Democrats hammered Scott’s focus on tax cuts and business incentives. Senate Minority Leader Arthenia Joyner, D-Tampa, said Scott’s wealthy allies have “the best governor money can buy,” even as the governor ignores other problems.
“He’s fond of helping his Florida,” Joyner said in response to the address. “But he’d rather forget the other one.”
House Minority Leader Mark Pafford, D-West Palm Beach, suggested that political maneuvering shaped Scott’s remarks.
“Maybe was this was his vie for vice president under Donald Trump, I don’t know,” Pafford said. “But it was a real waste of time.”
Republicans, though, defended the governor’s focused agenda after a series of special legislative sessions in 2015 that featured grinding conflicts between the House and Senate. Counting the regular session, lawmakers met four times last year, and finished their main task in just one of those gatherings.
Rep. Manny Diaz, R-Hialeah, said Scott’s approach would give lawmakers “flexibility” in dealing with issues confronting the state.
“I think that there was probably a strategy to it because of the fact that we’re coming off a rough session and, going into this session, having some narrow goals to try to get to I think was a good move,” Diaz said.
Senate Majority Leader Bill Galvano, a Bradenton Republican in line to become the Senate president after the 2018 elections, said the focus on jobs was nothing new for Scott, who ran for office six years ago promising an economic turnaround.
“To his credit, he’s maintained the same message his entire tenure as governor and during his campaign as well,” Galvano said. “We do have many more issues that need to be addressed other than simply addressing tax cuts.”

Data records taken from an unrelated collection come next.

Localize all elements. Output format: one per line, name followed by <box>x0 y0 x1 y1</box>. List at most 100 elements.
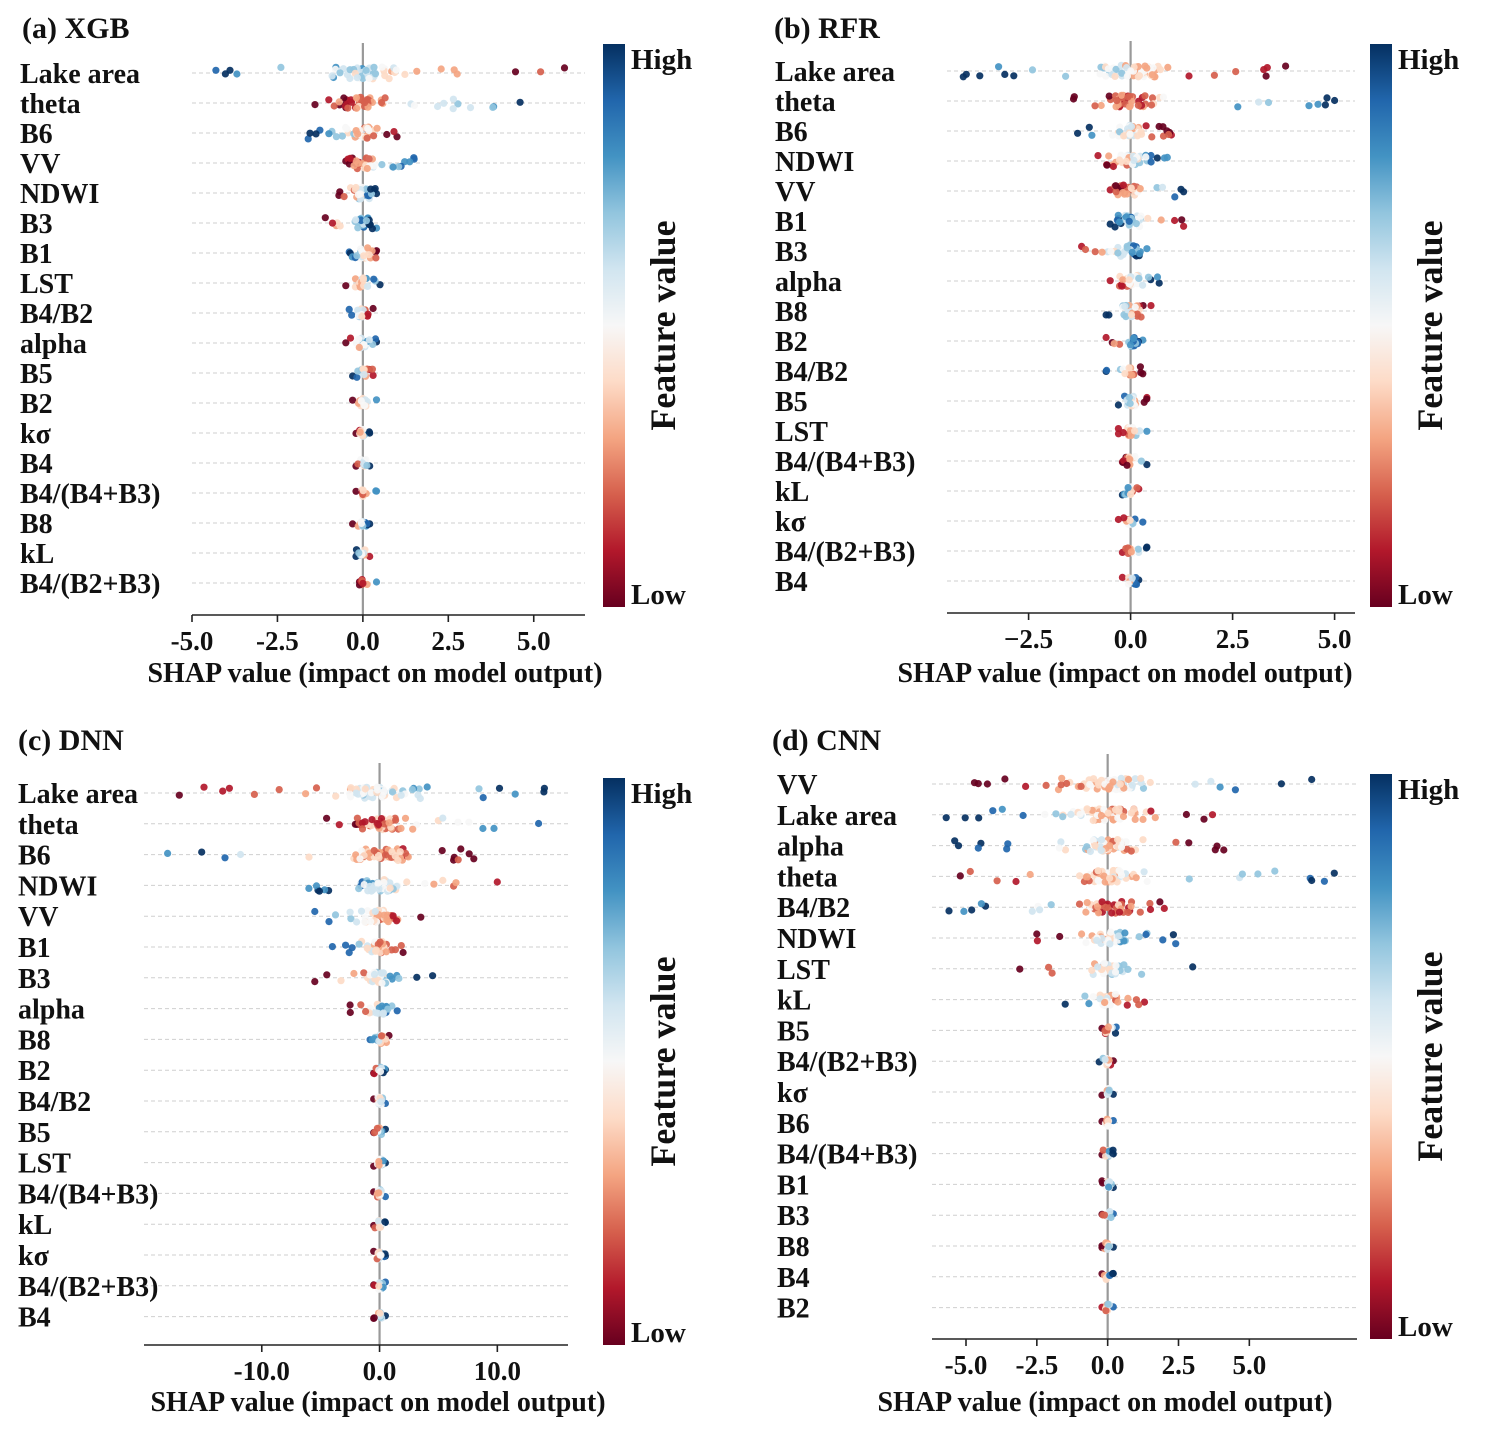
feature-label: NDWI <box>20 179 99 210</box>
shap-dot <box>1081 245 1090 254</box>
feature-label: VV <box>777 770 817 801</box>
shap-dot <box>352 216 360 224</box>
colorbar <box>1370 774 1392 1339</box>
shap-dot <box>416 794 424 803</box>
shap-dot <box>449 95 457 103</box>
shap-dot <box>1148 94 1157 102</box>
shap-dot <box>1088 966 1096 974</box>
shap-dot <box>1126 341 1135 349</box>
shap-dot <box>378 161 386 169</box>
shap-dot <box>311 101 319 109</box>
shap-dot <box>358 825 367 833</box>
shap-dot <box>1128 781 1136 789</box>
shap-dot <box>413 973 421 981</box>
shap-dot <box>395 163 403 171</box>
shap-dot <box>1208 811 1217 819</box>
shap-dot <box>1135 274 1143 282</box>
shap-dot <box>1122 157 1130 165</box>
shap-dot <box>1125 217 1133 225</box>
shap-dot <box>465 850 473 858</box>
shap-dot <box>975 814 983 822</box>
shap-dot <box>357 397 365 405</box>
shap-dot <box>1305 102 1313 110</box>
shap-dot <box>1131 427 1139 435</box>
shap-dot <box>364 310 372 318</box>
shap-dot <box>364 282 372 290</box>
shap-dot <box>348 311 356 319</box>
shap-dot <box>1106 874 1114 882</box>
shap-dot <box>454 100 462 108</box>
shap-dot <box>1182 810 1190 819</box>
feature-label: B5 <box>20 359 53 390</box>
shap-dot <box>1001 775 1009 783</box>
shap-dot <box>966 867 974 876</box>
shap-dot <box>365 74 373 83</box>
shap-dot <box>449 105 457 113</box>
shap-dot <box>1026 870 1034 879</box>
shap-dot <box>1136 908 1144 916</box>
feature-label: B4/(B2+B3) <box>777 1047 917 1078</box>
shap-dot <box>383 911 391 919</box>
shap-dot <box>1117 871 1126 879</box>
shap-dot <box>384 918 392 926</box>
shap-dot <box>1100 959 1108 967</box>
shap-dot <box>1052 810 1060 818</box>
shap-dot <box>1123 244 1131 252</box>
feature-label: B4/(B2+B3) <box>775 537 915 568</box>
shap-dot <box>1172 838 1180 846</box>
shap-dot <box>1131 815 1139 824</box>
shap-dot <box>1139 815 1147 824</box>
shap-dot <box>1321 101 1329 109</box>
shap-dot <box>344 104 352 112</box>
shap-dot <box>1131 775 1139 783</box>
shap-dot <box>1121 302 1129 311</box>
feature-label: B4/(B2+B3) <box>18 1272 158 1303</box>
shap-dot <box>225 784 233 792</box>
shap-dot <box>1178 216 1186 224</box>
shap-dot <box>1097 101 1105 110</box>
shap-dot <box>1115 156 1124 164</box>
shap-dot <box>389 912 397 920</box>
shap-dot <box>352 183 360 192</box>
shap-dot <box>375 1217 383 1225</box>
shap-dot <box>1057 781 1065 789</box>
shap-dot <box>1180 222 1188 230</box>
shap-dot <box>409 825 417 833</box>
shap-dot <box>349 396 357 404</box>
feature-label: VV <box>18 902 58 933</box>
shap-dot <box>1109 1146 1117 1154</box>
shap-dot <box>330 102 338 110</box>
shap-dot <box>998 805 1006 813</box>
shap-dot <box>1127 184 1135 192</box>
shap-dot <box>1126 490 1135 498</box>
shap-dot <box>1098 836 1106 844</box>
shap-dot <box>306 129 314 137</box>
shap-dot <box>342 339 350 347</box>
feature-label: B4/(B4+B3) <box>20 479 160 510</box>
shap-dot <box>1127 847 1135 855</box>
shap-dot <box>375 885 383 893</box>
shap-dot <box>1093 936 1101 945</box>
shap-dot <box>370 162 378 170</box>
shap-dot <box>374 1189 382 1197</box>
shap-dot <box>379 1009 387 1017</box>
feature-label: B3 <box>20 209 53 240</box>
feature-label: B6 <box>18 841 51 872</box>
shap-dot <box>1094 903 1102 911</box>
x-axis-label: SHAP value (impact on model output) <box>147 658 602 689</box>
shap-dot <box>347 784 355 792</box>
shap-dot <box>1262 72 1270 80</box>
shap-dot <box>362 1007 370 1016</box>
shap-dot <box>381 1218 389 1226</box>
shap-dot <box>1155 122 1163 131</box>
shap-dot <box>440 99 448 107</box>
shap-dot <box>1137 774 1145 783</box>
feature-label: B1 <box>18 933 51 964</box>
shap-dot <box>977 900 986 908</box>
shap-dot <box>1121 370 1129 378</box>
shap-dot <box>1108 909 1116 917</box>
shap-dot <box>1076 872 1084 880</box>
shap-dot <box>1271 867 1279 875</box>
shap-dot <box>1189 963 1197 971</box>
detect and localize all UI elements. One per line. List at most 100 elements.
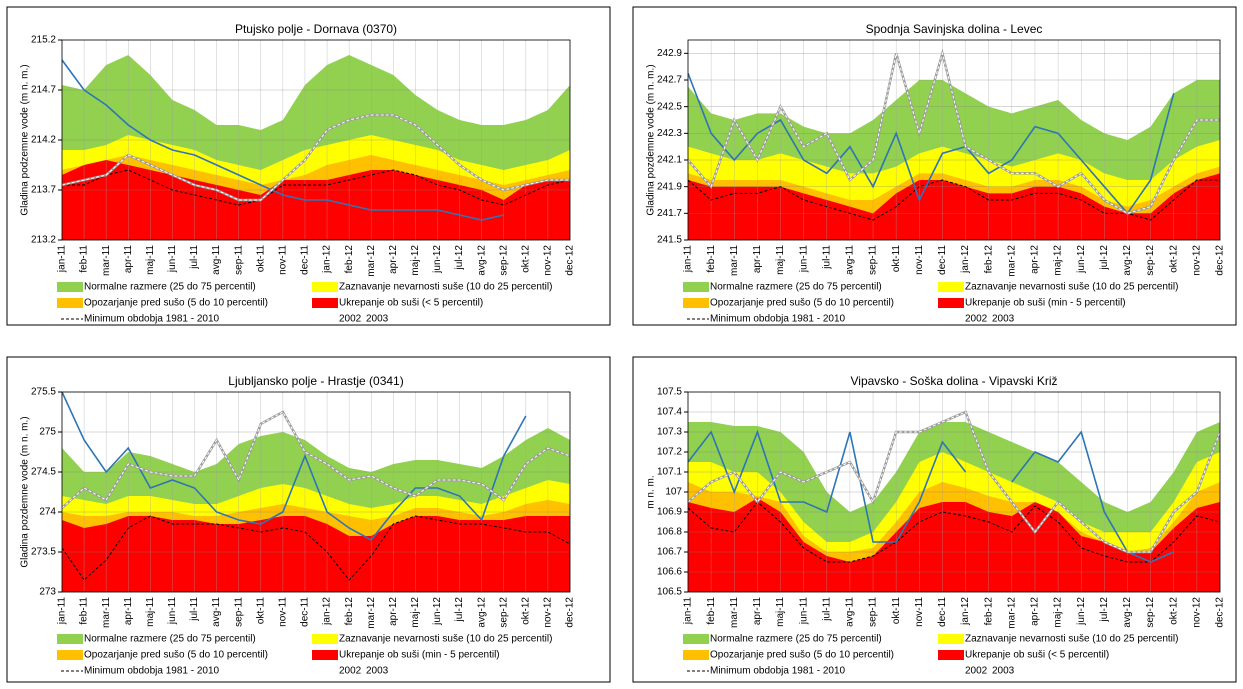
x-tick-label: avg-11 (211, 597, 222, 627)
legend-label: Opozarjanje pred sušo (5 do 10 percentil… (710, 298, 894, 309)
x-tick-label: jul-11 (821, 597, 832, 622)
legend-swatch (683, 650, 709, 660)
legend-label: Minimum obdobja 1981 - 2010 (84, 666, 220, 677)
y-tick-label: 107.2 (657, 447, 682, 458)
x-tick-label: feb-11 (706, 245, 717, 273)
legend-label: Opozarjanje pred sušo (5 do 10 percentil… (84, 650, 268, 661)
y-tick-label: 214.2 (31, 135, 56, 146)
x-tick-label: sep-12 (498, 597, 509, 628)
x-tick-label: apr-11 (123, 245, 134, 274)
x-tick-label: feb-12 (983, 245, 994, 274)
legend-label: 2003 (992, 666, 1015, 677)
legend-label: Normalne razmere (25 do 75 percentil) (84, 282, 256, 293)
legend-label: Opozarjanje pred sušo (5 do 10 percentil… (84, 298, 268, 309)
chart-panel: Spodnja Savinjska dolina - Levec Gladina … (632, 6, 1237, 326)
legend-label: 2002 (965, 666, 988, 677)
series-line (62, 114, 570, 201)
y-tick-label: 107.5 (657, 387, 682, 398)
chart-panel: Vipavsko - Soška dolina - Vipavski Križ m… (632, 356, 1237, 683)
x-tick-label: feb-11 (706, 597, 717, 625)
x-tick-label: maj-12 (410, 597, 421, 628)
x-tick-label: okt-11 (891, 245, 902, 272)
legend-label: Ukrepanje ob suši (min - 5 percentil) (965, 298, 1126, 309)
x-tick-label: nov-11 (278, 245, 289, 275)
x-tick-label: jul-12 (454, 245, 465, 271)
legend-swatch (938, 650, 964, 660)
x-tick-label: mar-12 (366, 597, 377, 629)
x-tick-label: feb-12 (344, 245, 355, 274)
series-line (688, 411, 1220, 553)
x-tick-label: okt-12 (520, 245, 531, 273)
x-tick-label: sep-11 (868, 245, 879, 275)
legend-swatch (57, 650, 83, 660)
plot-border (687, 391, 1221, 593)
x-tick-label: jun-12 (432, 597, 443, 626)
x-tick-label: dec-11 (937, 597, 948, 627)
x-tick-label: sep-11 (868, 597, 879, 627)
x-tick-label: nov-12 (543, 245, 554, 276)
legend-swatch (938, 282, 964, 292)
x-tick-label: jul-12 (1099, 597, 1110, 623)
x-tick-label: okt-11 (891, 597, 902, 624)
series-line (62, 515, 570, 581)
y-tick-label: 106.9 (657, 507, 682, 518)
plot-border (687, 39, 1221, 241)
y-axis-label: Gladina pozdemne vode (m n. m.) (20, 416, 31, 567)
x-tick-label: apr-11 (752, 597, 763, 626)
y-tick-label: 241.5 (657, 235, 682, 246)
x-tick-label: apr-12 (388, 245, 399, 274)
legend-swatch (938, 298, 964, 308)
chart-title: Vipavsko - Soška dolina - Vipavski Križ (851, 374, 1058, 388)
x-tick-label: jun-11 (167, 245, 178, 273)
x-tick-label: mar-11 (101, 597, 112, 628)
y-tick-label: 106.8 (657, 527, 682, 538)
x-tick-label: avg-11 (845, 597, 856, 627)
x-tick-label: okt-12 (1168, 597, 1179, 625)
x-tick-label: nov-12 (543, 597, 554, 628)
x-tick-label: maj-11 (775, 597, 786, 627)
x-tick-label: sep-12 (1145, 597, 1156, 628)
x-tick-label: jul-12 (454, 597, 465, 623)
x-tick-label: mar-11 (729, 597, 740, 628)
x-tick-label: mar-12 (1006, 245, 1017, 277)
x-tick-label: dec-12 (1215, 245, 1226, 276)
x-tick-label: nov-12 (1192, 245, 1203, 276)
y-tick-label: 107.1 (657, 467, 682, 478)
legend-label: 2002 (339, 314, 362, 325)
x-tick-label: okt-11 (255, 245, 266, 272)
x-tick-label: jul-11 (189, 245, 200, 270)
chart-title: Ljubljansko polje - Hrastje (0341) (228, 374, 403, 388)
y-tick-label: 106.5 (657, 587, 682, 598)
y-tick-label: 213.2 (31, 235, 56, 246)
x-tick-label: jul-12 (1099, 245, 1110, 271)
y-tick-label: 241.9 (657, 181, 682, 192)
series-line (688, 73, 1175, 215)
x-tick-label: jul-11 (189, 597, 200, 622)
series-line (62, 169, 570, 206)
legend-label: Minimum obdobja 1981 - 2010 (710, 314, 846, 325)
x-tick-label: jun-12 (432, 245, 443, 274)
x-tick-label: avg-12 (1122, 597, 1133, 628)
legend-swatch (683, 298, 709, 308)
y-tick-label: 242.7 (657, 75, 682, 86)
x-tick-label: dec-11 (937, 245, 948, 275)
percentile-area (688, 173, 1220, 240)
x-tick-label: okt-11 (255, 597, 266, 624)
legend-label: 2003 (992, 314, 1015, 325)
x-tick-label: sep-12 (1145, 245, 1156, 276)
x-tick-label: dec-12 (1215, 597, 1226, 628)
x-tick-label: feb-11 (79, 245, 90, 273)
x-tick-label: avg-11 (845, 245, 856, 275)
chart-title: Ptujsko polje - Dornava (0370) (235, 22, 397, 36)
x-tick-label: maj-11 (775, 245, 786, 275)
x-tick-label: dec-12 (565, 597, 576, 628)
x-tick-label: mar-11 (101, 245, 112, 276)
legend-swatch (938, 634, 964, 644)
y-tick-label: 107 (665, 487, 682, 498)
y-tick-label: 107.3 (657, 427, 682, 438)
series-line (62, 411, 570, 509)
legend-label: Minimum obdobja 1981 - 2010 (710, 666, 846, 677)
x-tick-label: apr-12 (1030, 245, 1041, 274)
x-tick-label: apr-11 (123, 597, 134, 626)
x-tick-label: avg-12 (476, 597, 487, 628)
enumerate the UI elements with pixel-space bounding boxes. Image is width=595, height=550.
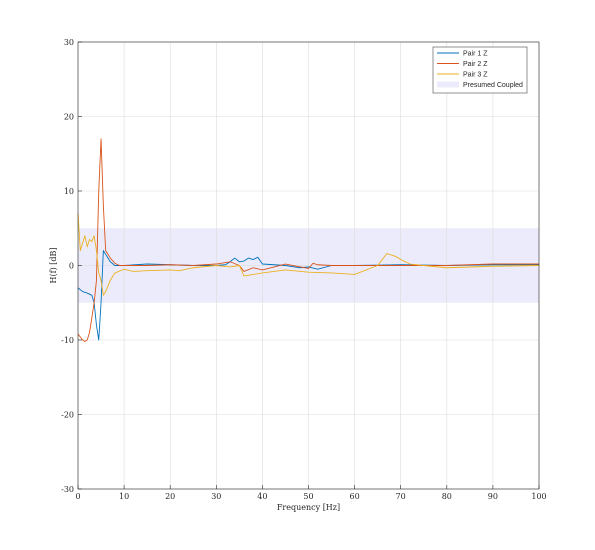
x-tick-label: 60	[350, 492, 360, 501]
series-line-pair-3-z	[77, 213, 540, 296]
x-tick-label: 40	[257, 492, 267, 501]
x-tick-label: 10	[119, 492, 129, 501]
x-tick-label: 100	[531, 492, 546, 501]
y-tick-label: -20	[61, 411, 74, 420]
plot-area: 0 10 20 30 40 50 60 70 80 90 100 -30 -20 -10 0 10 20 30	[61, 38, 547, 501]
y-tick-label: -30	[61, 485, 74, 494]
x-tick-label: 90	[488, 492, 498, 501]
ticks: 0 10 20 30 40 50 60 70 80 90 100 -30 -20 -10 0 10 20 30	[61, 38, 547, 501]
x-tick-label: 20	[165, 492, 175, 501]
y-tick-label: 0	[69, 262, 74, 271]
x-tick-label: 0	[75, 492, 80, 501]
legend[interactable]: Pair 1 Z Pair 2 Z Pair 3 Z Presumed Coupled	[432, 46, 528, 94]
y-tick-label: 20	[64, 113, 74, 122]
legend-label-pair-2-z: Pair 2 Z	[463, 61, 488, 68]
series-line-pair-1-z	[77, 250, 539, 341]
legend-label-pair-1-z: Pair 1 Z	[463, 51, 488, 58]
y-tick-label: 30	[64, 38, 74, 47]
x-tick-label: 80	[442, 492, 452, 501]
legend-label-presumed-coupled: Presumed Coupled	[463, 82, 523, 89]
legend-swatch-presumed-coupled	[437, 81, 459, 88]
series-layer	[77, 138, 540, 342]
x-axis-label: Frequency [Hz]	[277, 503, 340, 512]
legend-label-pair-3-z: Pair 3 Z	[463, 72, 488, 79]
x-tick-label: 50	[303, 492, 313, 501]
x-tick-label: 30	[211, 492, 221, 501]
y-axis-label: H(f) [dB]	[49, 248, 58, 284]
series-line-pair-2-z	[77, 138, 539, 342]
y-tick-label: 10	[64, 187, 74, 196]
x-tick-label: 70	[396, 492, 406, 501]
y-tick-label: -10	[61, 336, 74, 345]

Galvano said he was surprised that Scott didn’t mention a proposed extension of a gambling agreement with the Seminole Tribe that would bring the state an additional $3 billion over seven years.
Scott’s lobbying on his main priorities might be paying off.
House Speaker Steve Crisafulli, R-Merritt Island, said Tuesday his chamber would try to meet the governor’s goal of $1 billion in tax cuts.
However, the speaker also indicated that lawmakers instead might focus more on one-time tax cuts, to avoid weakening the state’s revenue picture in future years. Legislative leaders have expressed concern that providing too many tax cuts that continue year after year could create shortfalls down the road.
“We obviously have a lot of commitments, whether it be education or other issues in the state that we obviously have to make sure that we take care of, but at the end of the day, a $1 billion total number is what we have in mind,” Crisafulli told reporters.